Do you have another track you’re especially proud of?
“Meet Me in the Hallway” draws from this rich tradition of the past and of rock music but it’s totally new sounding. Nothing out right now sounds like this song, I always love when I’m a part of something like that. It’s minimal and it’s magical. It takes you to another world. When they played it for me, I was reminded of when I was a kid and first dropped the needle on a Pink Floyd album I had never heard before. I’m not a big [pop] music listener. I listen to KLOS and KCRW and maybe the hip hop station. I’m kind of a classic rock dude. And Harry made a classic rock album. But that’s hands down my favorite on the album.

One producer, one band, all cut in one studio. How did you know that going to Jamaica was the right situation for Harry?
I didn’t, necessarily. He’s the one that wanted to do that. Of course, having had the experience of working with Kanye in Hawaii and experiencing the isolation, I thought it would be a good thing for us. It’s never bad thing to focus, isolate, and go a little island crazy. It wasn’t a hard call.

What was the daily routine like?
It was a 24/7 music fest: wake up, do some exercise, go to the studio all day, come home, eat dinner, write songs back at the house, go try out some ideas, maybe get excited and go back to the studio at 2 a.m. It was just a nonstop flow of creative ideas, which was great.

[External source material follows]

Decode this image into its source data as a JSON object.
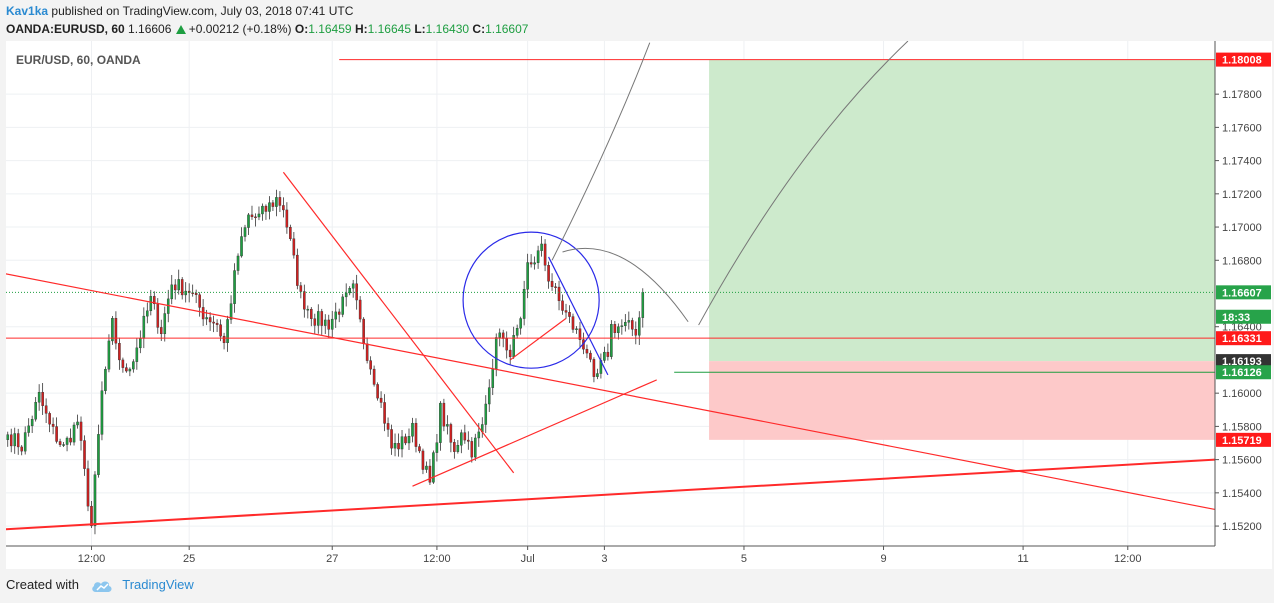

Of the artists you’ve previously produced — be it Kanye West or the Rolling Stones — who does Harry remind you of?
It’s so f—ed up, because I want to squash all these comparisons between Mick Jagger and Harry, but he really does have that energy where he’s, like, the coolest guy in the room. After working with Mick, there’s a similarity there. There’s only one Mick Jagger and there’s only one Harry Styles, but they both have that kind of charisma. It’s like what life should be — be cool, man. Love one another.”

This album is certain to appeal to the over 35 crowd. You’re a first time father, was there an intent to try and bridge the musical gap between parent and kid by going with this sound?
I mean, a little bit. Of course it’s in the back of your head. Maybe daughters will be, like, “Damn dad, your music is actually kind of dope,” and fathers will be, like, “Man, that Harry Styles album is pretty great, I like that.” Maybe we’ll bring fathers and daughters together.